Each of us needs an
opportunity to be alone, and silent, to find space within the day or in the
week, just to reflect and to listen to the voice of God that speaks deep with
us.
--Cardinal
Basil Hume
That phrase—speaks deep with us—I first overlooked
because this quote is part of a larger quote I read, and then upon rereading
it, I misread it. Finally, I saw it for the treasure that it is. Here’s my reflection
around it, out of what I’ve been experiencing in my life in recent months:
Be still, still enough to get past the surface junk, the
masks that fool even me. Get past the ego, the place at which it all gets quite
painful and ugly, the place where I understand deeply and humbly that I am the
vilest offender, the chief of sinners, broken beyond repair by my own hand. It
is then, at that moment, that God can come and begin to speak deep with me,
picking up the shards of my shattered image of myself. Instead of gluing them
back together to make a rough, bumpy replica of what I was before, God tosses
those aside and instead picks up what I could not see, blinded as I was by the
brokenness. God picks up the pearl lying amid the broken pieces, breathes life
into it, and holds it close to God’s heart.
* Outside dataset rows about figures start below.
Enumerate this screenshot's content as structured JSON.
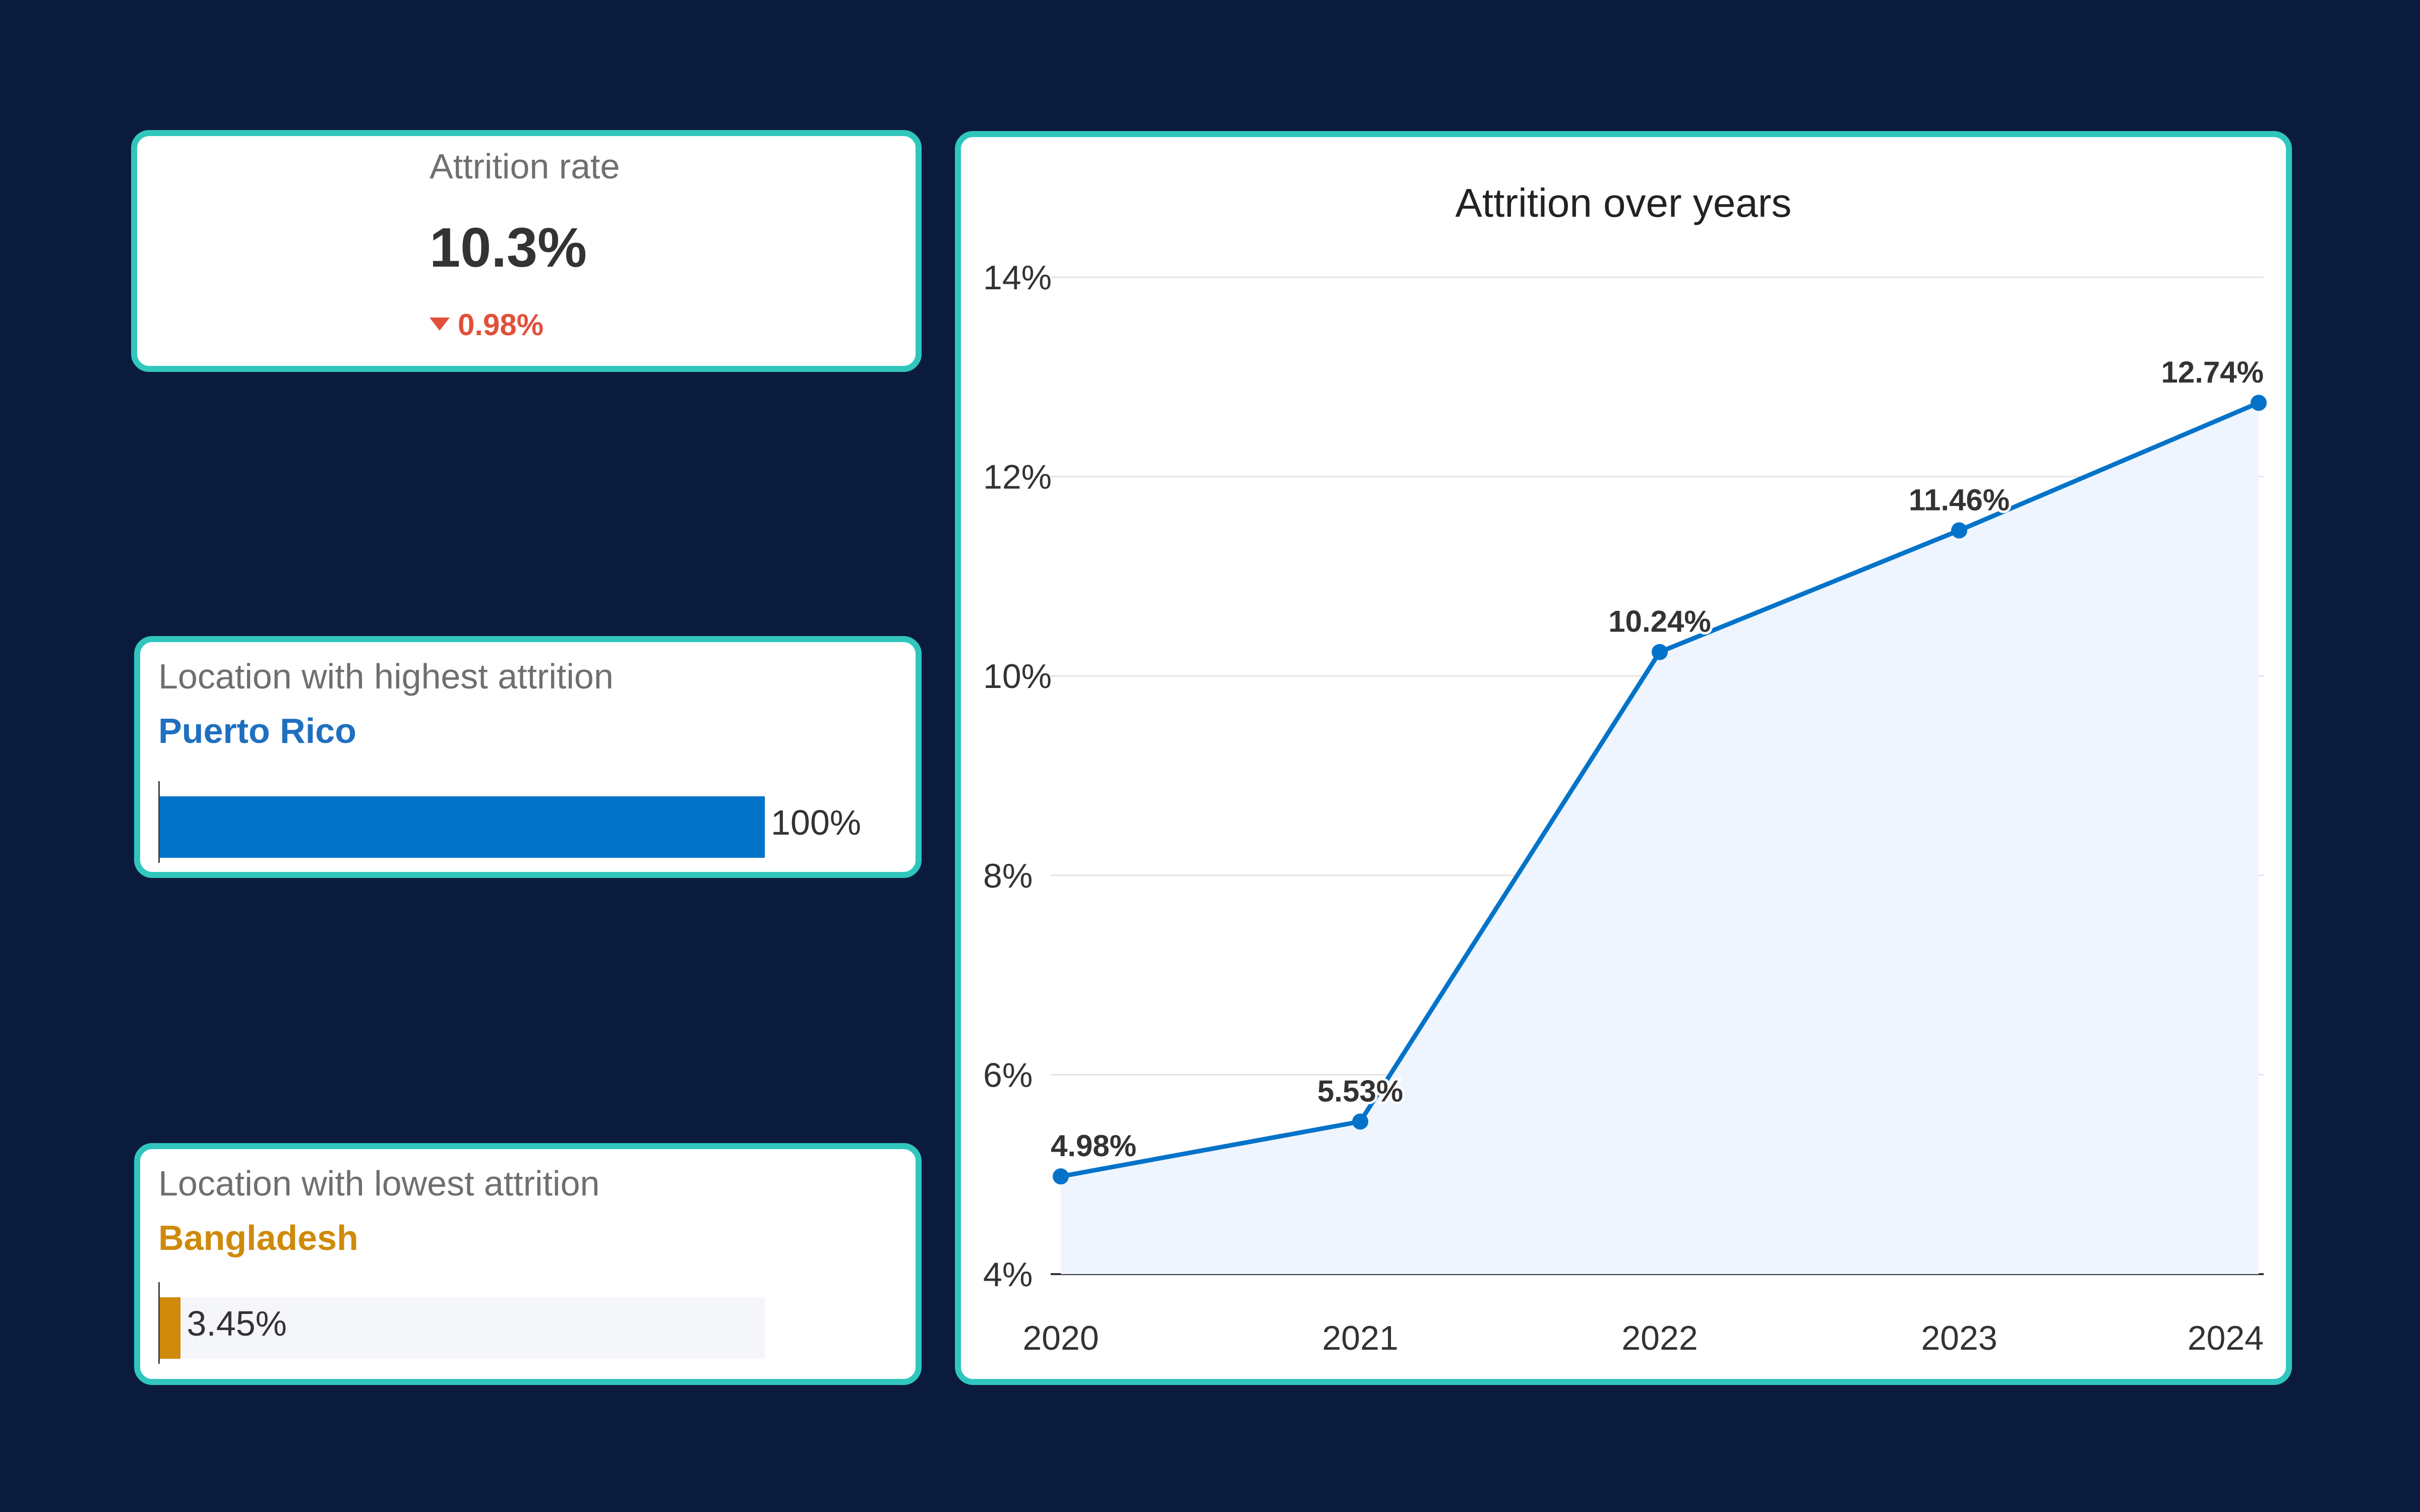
{
  "kpi": {
    "label": "Attrition rate",
    "value": "10.3%",
    "delta": "0.98%",
    "delta_direction": "down",
    "delta_color": "#e0503a"
  },
  "highest": {
    "label": "Location with highest attrition",
    "location": "Puerto Rico",
    "value_text": "100%",
    "value": 100,
    "color": "#0273c9"
  },
  "lowest": {
    "label": "Location with lowest attrition",
    "location": "Bangladesh",
    "value_text": "3.45%",
    "value": 3.45,
    "color": "#cf8a0a"
  },
  "chart_data": {
    "type": "area",
    "title": "Attrition over years",
    "categories": [
      "2020",
      "2021",
      "2022",
      "2023",
      "2024"
    ],
    "series": [
      {
        "values": [
          4.98,
          5.53,
          10.24,
          11.46,
          12.74
        ],
        "labels": [
          "4.98%",
          "5.53%",
          "10.24%",
          "11.46%",
          "12.74%"
        ]
      }
    ],
    "ylim": [
      4,
      14
    ],
    "yticks": [
      4,
      6,
      8,
      10,
      12,
      14
    ],
    "ytick_labels": [
      "4%",
      "6%",
      "8%",
      "10%",
      "12%",
      "14%"
    ],
    "grid": true,
    "line_color": "#0273c9",
    "fill_color": "#eef5fe"
  }
}
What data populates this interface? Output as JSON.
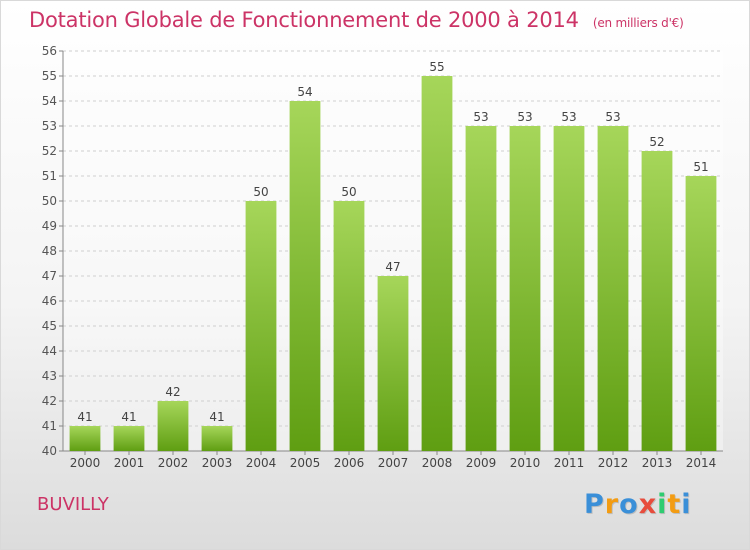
{
  "chart_data": {
    "type": "bar",
    "title": "Dotation Globale de Fonctionnement de 2000 à 2014",
    "unit_note": "(en milliers d'€)",
    "categories": [
      "2000",
      "2001",
      "2002",
      "2003",
      "2004",
      "2005",
      "2006",
      "2007",
      "2008",
      "2009",
      "2010",
      "2011",
      "2012",
      "2013",
      "2014"
    ],
    "values": [
      41,
      41,
      42,
      41,
      50,
      54,
      50,
      47,
      55,
      53,
      53,
      53,
      53,
      52,
      51
    ],
    "ylim": [
      40,
      56
    ],
    "yticks": [
      40,
      41,
      42,
      43,
      44,
      45,
      46,
      47,
      48,
      49,
      50,
      51,
      52,
      53,
      54,
      55,
      56
    ],
    "xlabel": "",
    "ylabel": "",
    "grid": true,
    "bar_color_top": "#a6d65a",
    "bar_color_bottom": "#5f9e12"
  },
  "commune": "BUVILLY",
  "logo": {
    "letters": [
      "P",
      "r",
      "o",
      "x",
      "i",
      "t",
      "i"
    ],
    "colors": [
      "#3a8fd8",
      "#f39c12",
      "#3a8fd8",
      "#e74c3c",
      "#2ecc71",
      "#f39c12",
      "#3a8fd8"
    ]
  }
}
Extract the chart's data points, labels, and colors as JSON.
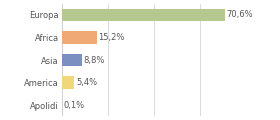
{
  "categories": [
    "Europa",
    "Africa",
    "Asia",
    "America",
    "Apolidi"
  ],
  "values": [
    70.6,
    15.2,
    8.8,
    5.4,
    0.1
  ],
  "labels": [
    "70,6%",
    "15,2%",
    "8,8%",
    "5,4%",
    "0,1%"
  ],
  "bar_colors": [
    "#b5c98e",
    "#f0a875",
    "#7b8fc0",
    "#f0d87a",
    "#f0d87a"
  ],
  "background_color": "#ffffff",
  "xlim": [
    0,
    80
  ],
  "label_fontsize": 6.0,
  "tick_fontsize": 6.0,
  "grid_color": "#cccccc",
  "grid_xticks": [
    0,
    20,
    40,
    60,
    80
  ],
  "bar_height": 0.55
}
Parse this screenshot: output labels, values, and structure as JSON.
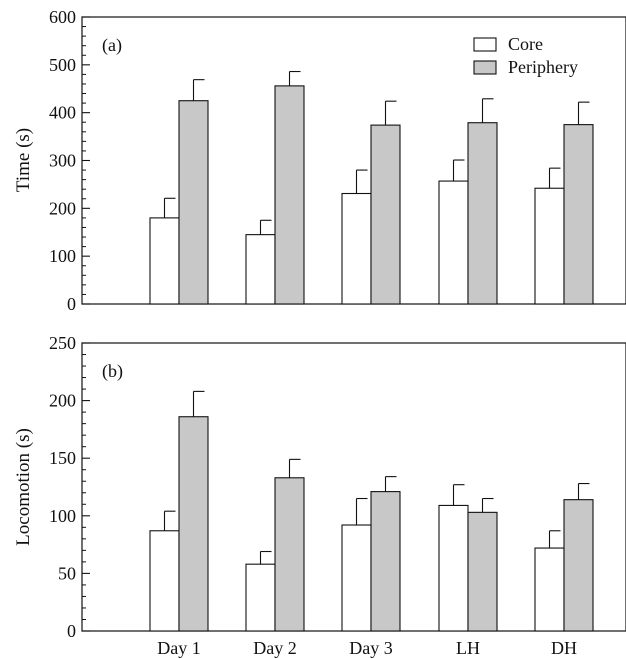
{
  "legend": [
    {
      "label": "Core",
      "color": "#ffffff"
    },
    {
      "label": "Periphery",
      "color": "#c8c8c8"
    }
  ],
  "chart_data": [
    {
      "type": "bar",
      "panel_label": "(a)",
      "ylabel": "Time (s)",
      "ylim": [
        0,
        600
      ],
      "yticks": [
        "0",
        "100",
        "200",
        "300",
        "400",
        "500",
        "600"
      ],
      "categories": [
        "Day 1",
        "Day 2",
        "Day 3",
        "LH",
        "DH"
      ],
      "series": [
        {
          "name": "Core",
          "color": "#ffffff",
          "values": [
            180,
            145,
            231,
            257,
            242
          ],
          "errors": [
            41,
            30,
            49,
            44,
            42
          ]
        },
        {
          "name": "Periphery",
          "color": "#c8c8c8",
          "values": [
            425,
            456,
            374,
            379,
            375
          ],
          "errors": [
            44,
            30,
            50,
            50,
            47
          ]
        }
      ],
      "legend_position": "top-right",
      "grid": false
    },
    {
      "type": "bar",
      "panel_label": "(b)",
      "ylabel": "Locomotion (s)",
      "ylim": [
        0,
        250
      ],
      "yticks": [
        "0",
        "50",
        "100",
        "150",
        "200",
        "250"
      ],
      "categories": [
        "Day 1",
        "Day 2",
        "Day 3",
        "LH",
        "DH"
      ],
      "series": [
        {
          "name": "Core",
          "color": "#ffffff",
          "values": [
            87,
            58,
            92,
            109,
            72
          ],
          "errors": [
            17,
            11,
            23,
            18,
            15
          ]
        },
        {
          "name": "Periphery",
          "color": "#c8c8c8",
          "values": [
            186,
            133,
            121,
            103,
            114
          ],
          "errors": [
            22,
            16,
            13,
            12,
            14
          ]
        }
      ],
      "grid": false
    }
  ]
}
The pearl, born of suffering and love, is the seed of God
in me, there all along, but not visible to me until I was still and silent and
alone for long enough that all that blinded me to it was seen by me for the
falseness that it is.
God has been speaking deep with me in this season, in the
desert, both words of challenge and words of affirmation, all of it truth, deep
calling to deep. I can’t prove it’s God, yet I know for certain it is. The
pearl is love, my true self. Even when it is trampled by swine, cast aside for
shinier baubles, or abused by those who would try to selfishly hoard it, it
lasts. It was created in suffering, so it can withstand suffering. It is
divine, so it cannot be possessed by manipulation or force.
I am learning of this pearl within me. It is in all of
us, but it is hard work to find it, and most of us will not choose the work; it
must be forced upon us, unbidden and unwanted. Even then, we can choose to mask
the pain of it with distraction and denial, rather than live with the pain of
being stripped, broken and exposed in all our filth and ugliness.
Even if we stay with the work, the painful work, long
enough to hear God speak deep with us, long enough to discover the pearl, it
remains elusive, unpredictable and undomesticatable, because it is enlivened by
the Holy Spirit. The pearl’s discovery is not an arrival, but a threshold, a
place of beginning again, not without its own pain, but with a wisdom that can
only happen through the hard work of being broken.